そんな俺に、現実の厳しさとこの仕事の本当の価値を教えてくれたのが、俺の師匠でもある秋山先生だった。

秋山先生は、ただの用務員ではなかった。学校で必要な技術を身につけ、壊れたものを直し、

ときには教員や子どもたちが使う教材を先生達と一緒に作り上げる。

それだけじゃない。秋山先生は、子どもたちや教員、さらには地域の人たちと深く関わり、

信頼を築いていた。困った顔をしている子どもがいればさりげなく声をかけ、時には保護者の相談にものる。

彼の人間味あふれる姿勢に触れるたび、俺は衝撃を受けていた。

 

秋山先生が俺に言った言葉が忘れられない。

「小使いなんて呼び方や歴史があったけどな、今の俺たちにできることは、学校を支えることだ。

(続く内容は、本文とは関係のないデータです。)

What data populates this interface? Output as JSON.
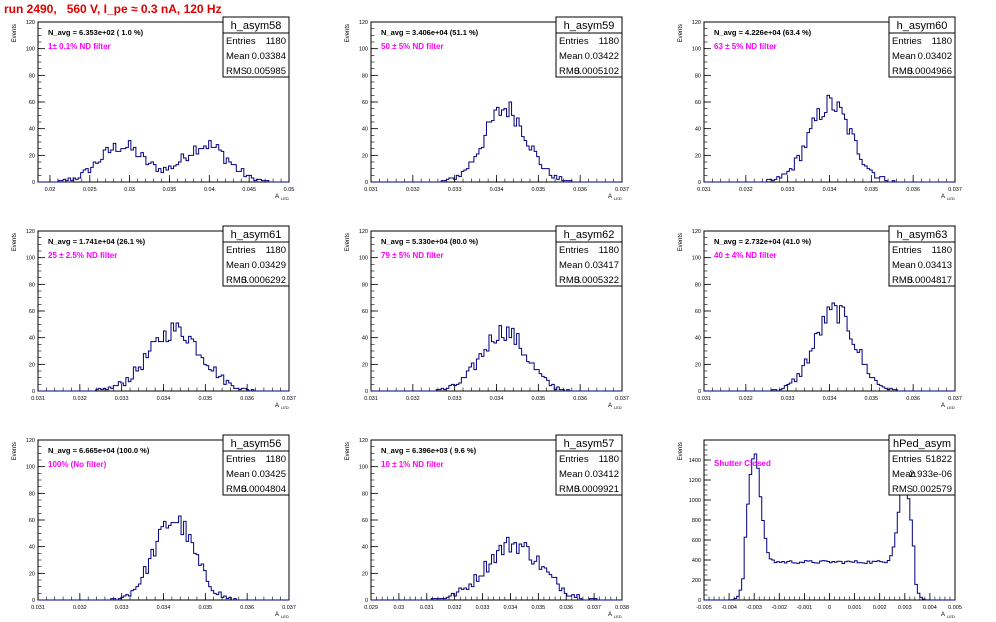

どんなにいい授業をする先生がいても、教室が壊れてたら教えられないだろう? 

俺たちの仕事は目立たないけど、

子どもたちが学びやすい環境を作ることなんだよ。」

その言葉が、俺の心に深く刻み込まれた。

 

俺も学校用務員として働き始めてから、少しずつ子どもたちや教員と接する機会が増えてきた。

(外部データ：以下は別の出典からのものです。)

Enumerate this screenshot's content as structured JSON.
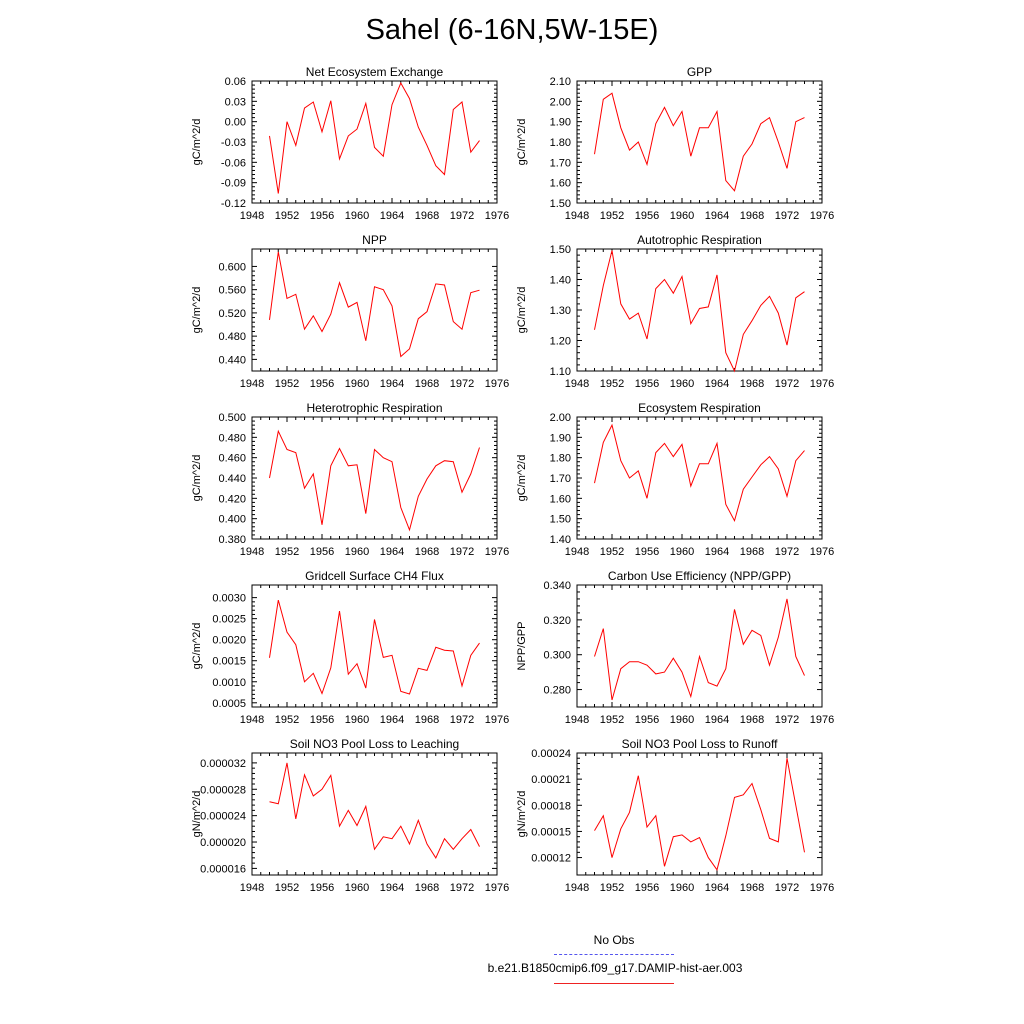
{
  "title": "Sahel (6-16N,5W-15E)",
  "colors": {
    "series": "#ff0000",
    "obs": "#5555ee",
    "axis": "#000000"
  },
  "legend": {
    "obs_label": "No Obs",
    "model_label": "b.e21.B1850cmip6.f09_g17.DAMIP-hist-aer.003"
  },
  "chart_data": [
    {
      "type": "line",
      "title": "Net Ecosystem Exchange",
      "xlabel": "",
      "ylabel": "gC/m^2/d",
      "xlim": [
        1948,
        1976
      ],
      "xticks": [
        "1948",
        "1952",
        "1956",
        "1960",
        "1964",
        "1968",
        "1972",
        "1976"
      ],
      "ylim": [
        -0.12,
        0.06
      ],
      "yticks": [
        "-0.12",
        "-0.09",
        "-0.06",
        "-0.03",
        "0.00",
        "0.03",
        "0.06"
      ],
      "series": [
        {
          "color": "#ff0000",
          "x": [
            1950,
            1951,
            1952,
            1953,
            1954,
            1955,
            1956,
            1957,
            1958,
            1959,
            1960,
            1961,
            1962,
            1963,
            1964,
            1965,
            1966,
            1967,
            1968,
            1969,
            1970,
            1971,
            1972,
            1973,
            1974
          ],
          "y": [
            -0.021,
            -0.106,
            0.0,
            -0.035,
            0.02,
            0.029,
            -0.015,
            0.031,
            -0.055,
            -0.021,
            -0.011,
            0.027,
            -0.038,
            -0.051,
            0.025,
            0.057,
            0.034,
            -0.008,
            -0.035,
            -0.065,
            -0.078,
            0.018,
            0.029,
            -0.045,
            -0.028
          ]
        }
      ]
    },
    {
      "type": "line",
      "title": "GPP",
      "xlabel": "",
      "ylabel": "gC/m^2/d",
      "xlim": [
        1948,
        1976
      ],
      "xticks": [
        "1948",
        "1952",
        "1956",
        "1960",
        "1964",
        "1968",
        "1972",
        "1976"
      ],
      "ylim": [
        1.5,
        2.1
      ],
      "yticks": [
        "1.50",
        "1.60",
        "1.70",
        "1.80",
        "1.90",
        "2.00",
        "2.10"
      ],
      "series": [
        {
          "color": "#ff0000",
          "x": [
            1950,
            1951,
            1952,
            1953,
            1954,
            1955,
            1956,
            1957,
            1958,
            1959,
            1960,
            1961,
            1962,
            1963,
            1964,
            1965,
            1966,
            1967,
            1968,
            1969,
            1970,
            1971,
            1972,
            1973,
            1974
          ],
          "y": [
            1.74,
            2.01,
            2.04,
            1.87,
            1.76,
            1.8,
            1.69,
            1.89,
            1.97,
            1.88,
            1.95,
            1.73,
            1.87,
            1.87,
            1.95,
            1.61,
            1.56,
            1.73,
            1.79,
            1.89,
            1.92,
            1.8,
            1.67,
            1.9,
            1.92
          ]
        }
      ]
    },
    {
      "type": "line",
      "title": "NPP",
      "xlabel": "",
      "ylabel": "gC/m^2/d",
      "xlim": [
        1948,
        1976
      ],
      "xticks": [
        "1948",
        "1952",
        "1956",
        "1960",
        "1964",
        "1968",
        "1972",
        "1976"
      ],
      "ylim": [
        0.42,
        0.63
      ],
      "yticks": [
        "0.440",
        "0.480",
        "0.520",
        "0.560",
        "0.600"
      ],
      "series": [
        {
          "color": "#ff0000",
          "x": [
            1950,
            1951,
            1952,
            1953,
            1954,
            1955,
            1956,
            1957,
            1958,
            1959,
            1960,
            1961,
            1962,
            1963,
            1964,
            1965,
            1966,
            1967,
            1968,
            1969,
            1970,
            1971,
            1972,
            1973,
            1974
          ],
          "y": [
            0.508,
            0.625,
            0.545,
            0.552,
            0.492,
            0.515,
            0.488,
            0.518,
            0.572,
            0.53,
            0.538,
            0.472,
            0.565,
            0.56,
            0.532,
            0.445,
            0.458,
            0.51,
            0.522,
            0.57,
            0.568,
            0.505,
            0.492,
            0.555,
            0.559
          ]
        }
      ]
    },
    {
      "type": "line",
      "title": "Autotrophic Respiration",
      "xlabel": "",
      "ylabel": "gC/m^2/d",
      "xlim": [
        1948,
        1976
      ],
      "xticks": [
        "1948",
        "1952",
        "1956",
        "1960",
        "1964",
        "1968",
        "1972",
        "1976"
      ],
      "ylim": [
        1.1,
        1.5
      ],
      "yticks": [
        "1.10",
        "1.20",
        "1.30",
        "1.40",
        "1.50"
      ],
      "series": [
        {
          "color": "#ff0000",
          "x": [
            1950,
            1951,
            1952,
            1953,
            1954,
            1955,
            1956,
            1957,
            1958,
            1959,
            1960,
            1961,
            1962,
            1963,
            1964,
            1965,
            1966,
            1967,
            1968,
            1969,
            1970,
            1971,
            1972,
            1973,
            1974
          ],
          "y": [
            1.235,
            1.38,
            1.495,
            1.32,
            1.27,
            1.29,
            1.205,
            1.37,
            1.4,
            1.355,
            1.41,
            1.255,
            1.305,
            1.31,
            1.415,
            1.16,
            1.1,
            1.22,
            1.265,
            1.315,
            1.345,
            1.29,
            1.185,
            1.34,
            1.36
          ]
        }
      ]
    },
    {
      "type": "line",
      "title": "Heterotrophic Respiration",
      "xlabel": "",
      "ylabel": "gC/m^2/d",
      "xlim": [
        1948,
        1976
      ],
      "xticks": [
        "1948",
        "1952",
        "1956",
        "1960",
        "1964",
        "1968",
        "1972",
        "1976"
      ],
      "ylim": [
        0.38,
        0.5
      ],
      "yticks": [
        "0.380",
        "0.400",
        "0.420",
        "0.440",
        "0.460",
        "0.480",
        "0.500"
      ],
      "series": [
        {
          "color": "#ff0000",
          "x": [
            1950,
            1951,
            1952,
            1953,
            1954,
            1955,
            1956,
            1957,
            1958,
            1959,
            1960,
            1961,
            1962,
            1963,
            1964,
            1965,
            1966,
            1967,
            1968,
            1969,
            1970,
            1971,
            1972,
            1973,
            1974
          ],
          "y": [
            0.44,
            0.486,
            0.468,
            0.465,
            0.43,
            0.444,
            0.394,
            0.452,
            0.469,
            0.452,
            0.453,
            0.405,
            0.468,
            0.46,
            0.456,
            0.411,
            0.389,
            0.422,
            0.439,
            0.452,
            0.457,
            0.456,
            0.426,
            0.444,
            0.47
          ]
        }
      ]
    },
    {
      "type": "line",
      "title": "Ecosystem Respiration",
      "xlabel": "",
      "ylabel": "gC/m^2/d",
      "xlim": [
        1948,
        1976
      ],
      "xticks": [
        "1948",
        "1952",
        "1956",
        "1960",
        "1964",
        "1968",
        "1972",
        "1976"
      ],
      "ylim": [
        1.4,
        2.0
      ],
      "yticks": [
        "1.40",
        "1.50",
        "1.60",
        "1.70",
        "1.80",
        "1.90",
        "2.00"
      ],
      "series": [
        {
          "color": "#ff0000",
          "x": [
            1950,
            1951,
            1952,
            1953,
            1954,
            1955,
            1956,
            1957,
            1958,
            1959,
            1960,
            1961,
            1962,
            1963,
            1964,
            1965,
            1966,
            1967,
            1968,
            1969,
            1970,
            1971,
            1972,
            1973,
            1974
          ],
          "y": [
            1.675,
            1.875,
            1.96,
            1.785,
            1.7,
            1.735,
            1.6,
            1.825,
            1.87,
            1.805,
            1.865,
            1.66,
            1.77,
            1.77,
            1.87,
            1.57,
            1.49,
            1.645,
            1.705,
            1.765,
            1.805,
            1.745,
            1.61,
            1.785,
            1.835
          ]
        }
      ]
    },
    {
      "type": "line",
      "title": "Gridcell Surface CH4 Flux",
      "xlabel": "",
      "ylabel": "gC/m^2/d",
      "xlim": [
        1948,
        1976
      ],
      "xticks": [
        "1948",
        "1952",
        "1956",
        "1960",
        "1964",
        "1968",
        "1972",
        "1976"
      ],
      "ylim": [
        0.0004,
        0.0033
      ],
      "yticks": [
        "0.0005",
        "0.0010",
        "0.0015",
        "0.0020",
        "0.0025",
        "0.0030"
      ],
      "series": [
        {
          "color": "#ff0000",
          "x": [
            1950,
            1951,
            1952,
            1953,
            1954,
            1955,
            1956,
            1957,
            1958,
            1959,
            1960,
            1961,
            1962,
            1963,
            1964,
            1965,
            1966,
            1967,
            1968,
            1969,
            1970,
            1971,
            1972,
            1973,
            1974
          ],
          "y": [
            0.00157,
            0.00294,
            0.00218,
            0.00188,
            0.001,
            0.0012,
            0.00072,
            0.00133,
            0.00268,
            0.00118,
            0.00143,
            0.00085,
            0.00248,
            0.00158,
            0.00163,
            0.00077,
            0.00071,
            0.00132,
            0.00127,
            0.00182,
            0.00175,
            0.00173,
            0.0009,
            0.00163,
            0.00192
          ]
        }
      ]
    },
    {
      "type": "line",
      "title": "Carbon Use Efficiency (NPP/GPP)",
      "xlabel": "",
      "ylabel": "NPP/GPP",
      "xlim": [
        1948,
        1976
      ],
      "xticks": [
        "1948",
        "1952",
        "1956",
        "1960",
        "1964",
        "1968",
        "1972",
        "1976"
      ],
      "ylim": [
        0.27,
        0.34
      ],
      "yticks": [
        "0.280",
        "0.300",
        "0.320",
        "0.340"
      ],
      "series": [
        {
          "color": "#ff0000",
          "x": [
            1950,
            1951,
            1952,
            1953,
            1954,
            1955,
            1956,
            1957,
            1958,
            1959,
            1960,
            1961,
            1962,
            1963,
            1964,
            1965,
            1966,
            1967,
            1968,
            1969,
            1970,
            1971,
            1972,
            1973,
            1974
          ],
          "y": [
            0.299,
            0.315,
            0.274,
            0.292,
            0.296,
            0.296,
            0.294,
            0.289,
            0.29,
            0.298,
            0.29,
            0.276,
            0.299,
            0.284,
            0.282,
            0.292,
            0.326,
            0.306,
            0.314,
            0.311,
            0.294,
            0.31,
            0.332,
            0.299,
            0.288
          ]
        }
      ]
    },
    {
      "type": "line",
      "title": "Soil NO3 Pool Loss to Leaching",
      "xlabel": "",
      "ylabel": "gN/m^2/d",
      "xlim": [
        1948,
        1976
      ],
      "xticks": [
        "1948",
        "1952",
        "1956",
        "1960",
        "1964",
        "1968",
        "1972",
        "1976"
      ],
      "ylim": [
        1.5e-05,
        3.35e-05
      ],
      "yticks": [
        "0.000016",
        "0.000020",
        "0.000024",
        "0.000028",
        "0.000032"
      ],
      "series": [
        {
          "color": "#ff0000",
          "x": [
            1950,
            1951,
            1952,
            1953,
            1954,
            1955,
            1956,
            1957,
            1958,
            1959,
            1960,
            1961,
            1962,
            1963,
            1964,
            1965,
            1966,
            1967,
            1968,
            1969,
            1970,
            1971,
            1972,
            1973,
            1974
          ],
          "y": [
            2.61e-05,
            2.58e-05,
            3.2e-05,
            2.35e-05,
            3.02e-05,
            2.7e-05,
            2.8e-05,
            3.01e-05,
            2.24e-05,
            2.48e-05,
            2.25e-05,
            2.54e-05,
            1.89e-05,
            2.08e-05,
            2.05e-05,
            2.24e-05,
            1.97e-05,
            2.33e-05,
            1.97e-05,
            1.76e-05,
            2.05e-05,
            1.89e-05,
            2.05e-05,
            2.19e-05,
            1.93e-05
          ]
        }
      ]
    },
    {
      "type": "line",
      "title": "Soil NO3 Pool Loss to Runoff",
      "xlabel": "",
      "ylabel": "gN/m^2/d",
      "xlim": [
        1948,
        1976
      ],
      "xticks": [
        "1948",
        "1952",
        "1956",
        "1960",
        "1964",
        "1968",
        "1972",
        "1976"
      ],
      "ylim": [
        0.0001,
        0.00024
      ],
      "yticks": [
        "0.00012",
        "0.00015",
        "0.00018",
        "0.00021",
        "0.00024"
      ],
      "series": [
        {
          "color": "#ff0000",
          "x": [
            1950,
            1951,
            1952,
            1953,
            1954,
            1955,
            1956,
            1957,
            1958,
            1959,
            1960,
            1961,
            1962,
            1963,
            1964,
            1965,
            1966,
            1967,
            1968,
            1969,
            1970,
            1971,
            1972,
            1973,
            1974
          ],
          "y": [
            0.000151,
            0.000168,
            0.00012,
            0.000153,
            0.000172,
            0.000214,
            0.000155,
            0.000168,
            0.00011,
            0.000144,
            0.000146,
            0.000138,
            0.000143,
            0.00012,
            0.000106,
            0.000145,
            0.000189,
            0.000192,
            0.000205,
            0.000175,
            0.000142,
            0.000138,
            0.000234,
            0.00018,
            0.000126
          ]
        }
      ]
    }
  ]
}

ガラスが割れたら直し、体育で使う道具を修理し、校庭の草を刈る。

当たり前だと思っていた事が、実は子どもたちの学びを支える大事な仕事だと実感し始めた。

 

あるとき、俺が修理した椅子を使っていた子どもが、「ありがとう!」と笑顔で言った。

そんな何気ない一言が、俺にはとてつもなく嬉しかった。

「こんな俺でも役に立てるんだなぁ・・」

 

そんなふうに思い始めていた矢先、学校の職員として6年間働いた後に、行政の部署に異動できる〝職種変更試験〟の案内が届いた。

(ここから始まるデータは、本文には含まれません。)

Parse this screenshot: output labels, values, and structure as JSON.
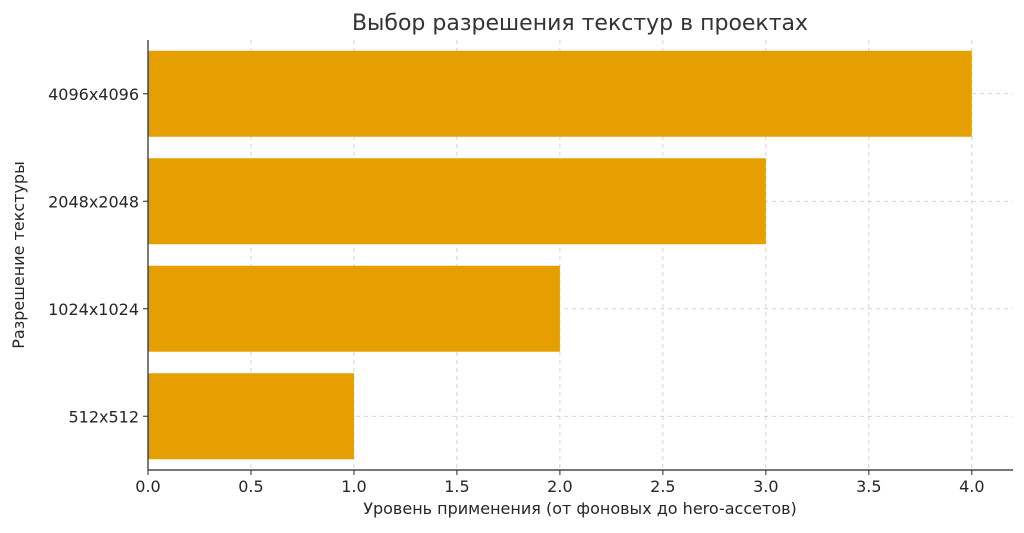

正直、迷った。行政に行けば、今より安定した仕事が待っているかもしれない。

 

でも、心の中で何かが引っかかっていた。

そのとき、秋山先生の背中が俺を強く引き留めた。

秋山先生の生きざま・・学校を支え、子どもたちや地域の信頼を得てきたその姿・・が、

俺にこう訴えかけてきた。

 

「この仕事には、もっと可能性があるはずだ。」

秋山先生のように、学校で「必要とされる存在」になりたい。子どもたちの未来を、

陰ながら支える仕事を誇りにしたい。そう思ったとき、俺の中でフツフツと湧き上がるものがあった。

 

「もう迷うのはやめよう。俺はこの仕事で貢献していく。」

俺は〝職種変更試験〟を受けないことを決めた。

 

そして、この学校用務員という職業で、一生をかけて学校や子どもたちの力になろうと心に誓った。

秋山先生のように、子どもたちが気軽に話しかけられる存在になりたい。

教員が授業に専念できる環境を作りたい。地域の人たちから信頼される人間になりたい。

この仕事には、そんな夢や可能性が詰まっている。

学校用務員・・この仕事が、俺の人生を賭けたい仕事になった。